Rio +20, World +20, Karen +20
2012 is a year of environmental anniversaries: 20 years since the first Rio Conference, 25 years since Our Common Future (known as the Brundtland Report) gave the world a definition of sustainability, and 50 years since Rachel Carson’s Silent Spring launched the modern e29nvironmental movement. It thrills me that environmental sustainability is so closely connected with two women - Gro Harlem Brundtland, a Norwegian politician, and Rachel Carson, an American writer – and that Berkshire’s 10-volume Encyclopedia of Sustainability, seven years in the making, is being published now, in 2012. But anniversaries like this can be bittersweet, as we reflect on hopes unfulfilled and work unfinished.
The UN's Rio +20 Conference just ended and there are, as always, many questions about the real value of such events. (More on that below, with some thoughts from a leading Chinese activist.) I'm sure many people have found themselves wondering why we are still talking so much and doing so little. We look at our own lives and wonder if we've done as much as we could, and if we've chosen the right path. This kind of question is very much on my mind because 2012 is an anniversary year for me, too. In 1992 I moved from London to the small town of Great Barrington, Massachusetts, with two small children and a contract to write a book about the search for community. My "+20" dilemma is that that book is still unfinished. Like the activists and leaders in Rio this past week, I haven’t done many of the things I meant to do back in 1992. On the other hand, I tell myself, I have done things I couldn’t have imagined then – not only the Encyclopedia of Sustainability but the Encyclopedia of Community, published in 2003 with Sage, and all our new work on and in China – and learned about the human past from world historians, especially from W. H. (Bill) McNeill, in whose work the question of community comes up again and again. Bill’s innovative Moving Together in Time (Harvard 1995) is about how human communities bond through dance and movement. In fact, his 1964 bestseller, The Rise of the West (published about the same time as Silent Spring), was nearly given the title A History of the Human Community. Today I have his perspective and knowledge to draw on as I resume work on a book that is very different from anything he would write but that derives from the same curiosity about human beings and how we live together, more or less successfully.
Instead of finding the simple country life on a commune that my editor envisioned, I’ve ended up running a global business and having a personal life that extends from Main Street to Beijing. A slogan popular around the time of Rio 1992 was, “Think globally, act locally.” Berkshire Publishing’s authors think and teach globally, but their influence, and ours, is based on how we act locally—in our neighborhoods, our towns and boroughs, in the classroom and in the boardroom. The Encyclopedia of Sustainability has been designed to help in education both local and global, and we look forward to building on this shared effort to do more and do it faster. We could be discouraged by the lack of progress since 1992. We could be discouraged by the lack of progress at Rio +20. What I tell my kids, when they complain about the mess my generation has made and the huge difficulties their generation has to confront, is that this is our time in human history and each of us has a chance to make a difference, in a smaller circle or a much larger one. What matters is that we find new ways to connect, share knowledge, and take action. Archimedes said, “With a lever long enough, and a place to stand, I can move the world.” Knowledge is the lever, community is our place to stand. Together we can move the world.

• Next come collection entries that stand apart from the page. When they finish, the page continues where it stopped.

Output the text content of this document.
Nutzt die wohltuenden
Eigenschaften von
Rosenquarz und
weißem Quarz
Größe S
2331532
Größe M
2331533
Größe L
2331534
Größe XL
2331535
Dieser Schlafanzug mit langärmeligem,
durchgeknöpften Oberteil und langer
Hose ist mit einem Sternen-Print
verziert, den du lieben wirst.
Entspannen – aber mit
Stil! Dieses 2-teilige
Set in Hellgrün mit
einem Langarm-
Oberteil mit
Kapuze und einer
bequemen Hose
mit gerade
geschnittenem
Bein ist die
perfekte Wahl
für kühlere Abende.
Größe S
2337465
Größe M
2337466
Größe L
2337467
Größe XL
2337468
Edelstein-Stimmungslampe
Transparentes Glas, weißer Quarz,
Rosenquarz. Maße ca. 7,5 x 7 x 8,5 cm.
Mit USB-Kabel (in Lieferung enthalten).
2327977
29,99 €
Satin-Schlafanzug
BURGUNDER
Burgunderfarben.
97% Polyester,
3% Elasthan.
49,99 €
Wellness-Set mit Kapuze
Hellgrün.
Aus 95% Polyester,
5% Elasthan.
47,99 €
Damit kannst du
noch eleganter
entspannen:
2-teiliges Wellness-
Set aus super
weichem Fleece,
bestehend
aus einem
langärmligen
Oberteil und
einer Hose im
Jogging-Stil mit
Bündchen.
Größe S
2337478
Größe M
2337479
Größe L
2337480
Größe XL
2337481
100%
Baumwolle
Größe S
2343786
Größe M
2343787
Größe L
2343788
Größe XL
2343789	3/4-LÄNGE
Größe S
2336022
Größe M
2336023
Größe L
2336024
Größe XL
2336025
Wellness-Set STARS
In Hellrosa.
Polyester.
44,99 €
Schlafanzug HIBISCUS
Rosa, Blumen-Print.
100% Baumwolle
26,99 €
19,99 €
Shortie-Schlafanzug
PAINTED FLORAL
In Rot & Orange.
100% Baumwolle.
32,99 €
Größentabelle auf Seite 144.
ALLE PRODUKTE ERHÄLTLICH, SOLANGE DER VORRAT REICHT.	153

Chinese activist Ma Jun says that the value of Rio +20 lies in the recognition that it is no longer Western countries running the show, which means that developing nations including China must step up and take responsiblility and become leaders. He adds, realistically, "We can’t wait for all the governments to fall into line and negotiate effectively – we need society to take the lead." Click here to read the interview @chinadialogue..
What’s next at Berkshire is a set of new projects designed to get the knowledge (and wisdom) collected in the Encyclopedia of Sustainability into classrooms and boardrooms around the world. We’re hoping to see a Chinese-language edition in progress soon, and the English edition will be available in China through at least one partner. And we’re thinking about ways to help individuals do more to create the future they want, not only through the kind of practical steps I wrote about in Home Ecology and The Armchair Environmentalist, but in their careers, and as leaders in their industries and personal and professional communities. Please tell me what you are doing, what you need help with, and what you think Berkshire Publishing should be doing to make the world a better place.
By the way, the photo above was taken about the time Home Ecology, my first book, was published and when I began to study the connection between environmental sustainability and community. The baby is now a 23-year-old working as a field ecologist for the Army National Guard on Cape Cod!